AlltagsökonomieLeere Regale: Wie sinnvoll sind Hamsterkäufe tatsächlich?

Hamsterkäufe aufgrund von Corona: Leeres Supermarktregal in einem dm Drogeriemarkt
Hamsterkäufe aufgrund von Corona: Ein leeres Supermarktregal in einem dm Drogeriemarktdpa

Das Coronavirus sorgt bei Super- und Drogeriemärkten für erhöhte Nachfrage – und immer wieder leere Regale. Im ganzen Land decken Menschen sich mit lange haltbaren Lebensmitteln und essentiellen Waren wie Klopapier ein. In den Läden ist an manchen Tagen so viel los, dass Mitarbeiter mittlerweile darauf hinweisen, nur noch haushaltsübliche Mengen einzukaufen.

Einige Kunden bereiten sich offenbar auf den vermeintlichen Ausnahmezustand vor. Sowohl die Supermärkte als auch Bundesernährungsministerin Julia Klöckner versichern allerdings, es gebe keine Nachschubprobleme und Versorgungsengpässe. Das Kaufverhalten erfährt daher auch Kritik: So hält Christian Drosten, Leiter der Virologie an der Charité, Hamsterkäufe für Unsinn, denn dazu gebe es keinen Anlass.

Für Menschen, die aufgrund von Krankheit und Immunschwäche auf eine regelmäßige Versorgung angewiesen sind, hat der übermäßige Kauf von Hygieneartikeln und Desinfektionsmittel hat dagegen spürbare Folgen. Sie haben durch die Hamsterkäufe Schwierigkeiten, die für sie notwendigen Produkte zu erhalten. Auch Arztpraxen berichten, dass Atemmasken knapp würden und Kliniken bemängeln knapp werdende Schutzkleidung.

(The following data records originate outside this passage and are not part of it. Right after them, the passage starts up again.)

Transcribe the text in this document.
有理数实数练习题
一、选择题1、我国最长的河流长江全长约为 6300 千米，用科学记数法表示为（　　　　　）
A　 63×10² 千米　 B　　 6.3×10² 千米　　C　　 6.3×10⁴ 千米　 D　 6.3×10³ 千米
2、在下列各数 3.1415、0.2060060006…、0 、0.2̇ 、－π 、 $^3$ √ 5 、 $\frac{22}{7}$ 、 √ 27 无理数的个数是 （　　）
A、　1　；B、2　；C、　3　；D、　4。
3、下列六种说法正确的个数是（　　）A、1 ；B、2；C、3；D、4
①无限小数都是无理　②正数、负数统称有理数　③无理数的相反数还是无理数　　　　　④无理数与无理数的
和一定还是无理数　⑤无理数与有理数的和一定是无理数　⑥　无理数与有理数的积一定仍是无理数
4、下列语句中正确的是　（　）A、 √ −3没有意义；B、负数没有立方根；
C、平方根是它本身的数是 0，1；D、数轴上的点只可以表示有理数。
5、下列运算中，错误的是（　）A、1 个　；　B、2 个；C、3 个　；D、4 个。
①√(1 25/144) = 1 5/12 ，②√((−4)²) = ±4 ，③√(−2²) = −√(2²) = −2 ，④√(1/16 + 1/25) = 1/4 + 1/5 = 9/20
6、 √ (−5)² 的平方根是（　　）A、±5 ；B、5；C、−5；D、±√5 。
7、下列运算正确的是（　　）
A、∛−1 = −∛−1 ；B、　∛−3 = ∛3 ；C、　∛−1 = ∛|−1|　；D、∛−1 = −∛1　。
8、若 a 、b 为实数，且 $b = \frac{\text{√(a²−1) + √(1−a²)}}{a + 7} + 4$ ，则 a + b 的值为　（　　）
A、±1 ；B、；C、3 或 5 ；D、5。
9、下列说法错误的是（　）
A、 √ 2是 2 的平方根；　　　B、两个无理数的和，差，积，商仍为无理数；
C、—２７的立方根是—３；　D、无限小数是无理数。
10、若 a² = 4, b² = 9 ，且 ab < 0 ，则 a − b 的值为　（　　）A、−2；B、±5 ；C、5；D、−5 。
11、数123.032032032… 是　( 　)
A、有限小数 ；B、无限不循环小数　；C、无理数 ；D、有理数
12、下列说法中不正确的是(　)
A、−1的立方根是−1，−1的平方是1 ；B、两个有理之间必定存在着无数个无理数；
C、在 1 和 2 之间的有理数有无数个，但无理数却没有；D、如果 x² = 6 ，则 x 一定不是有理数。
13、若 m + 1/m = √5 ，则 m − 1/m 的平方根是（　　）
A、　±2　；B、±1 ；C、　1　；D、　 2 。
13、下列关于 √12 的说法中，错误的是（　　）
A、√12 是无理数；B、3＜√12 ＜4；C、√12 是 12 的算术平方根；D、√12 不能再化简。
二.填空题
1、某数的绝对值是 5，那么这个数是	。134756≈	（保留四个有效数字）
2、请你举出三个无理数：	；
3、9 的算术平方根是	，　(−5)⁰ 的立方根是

Experten und Behörden rufen daher zum besonnenen Einkaufen auf. Und trotzdem geistern Fotos von leeren Regalen durch die sozialen Medien. Warum hamstern wir also?

„Menschen schlagen geistig um sich“

In Ausnahmesituationen sind viele Menschen nicht mehr fähig, das Geschehen rational zu überdenken und abzuwägen, erklärt der Biopsychologe Peter Walschburger. Wer eine Situationen als vermeintlich sehr gefährlich einschätze, neige viel mehr dazu, mehr „geistig um sich zu schlagen.“

Der Mensch ist das einzige Säugetier mit der Fähigkeit, weit in die Zukunft zu denken und auch seine Vergangenheit gedanklich mitzuschleppen. Das bereitet uns schon im Alltag oft Sorgen – in Gefahrensituationen aber erst recht. Also kann es schon mal passieren, dass wir mit Hamsterkäufen etwas planlos Regale leerräumen, obwohl eine andere Art der Vorsorge angebracht wäre.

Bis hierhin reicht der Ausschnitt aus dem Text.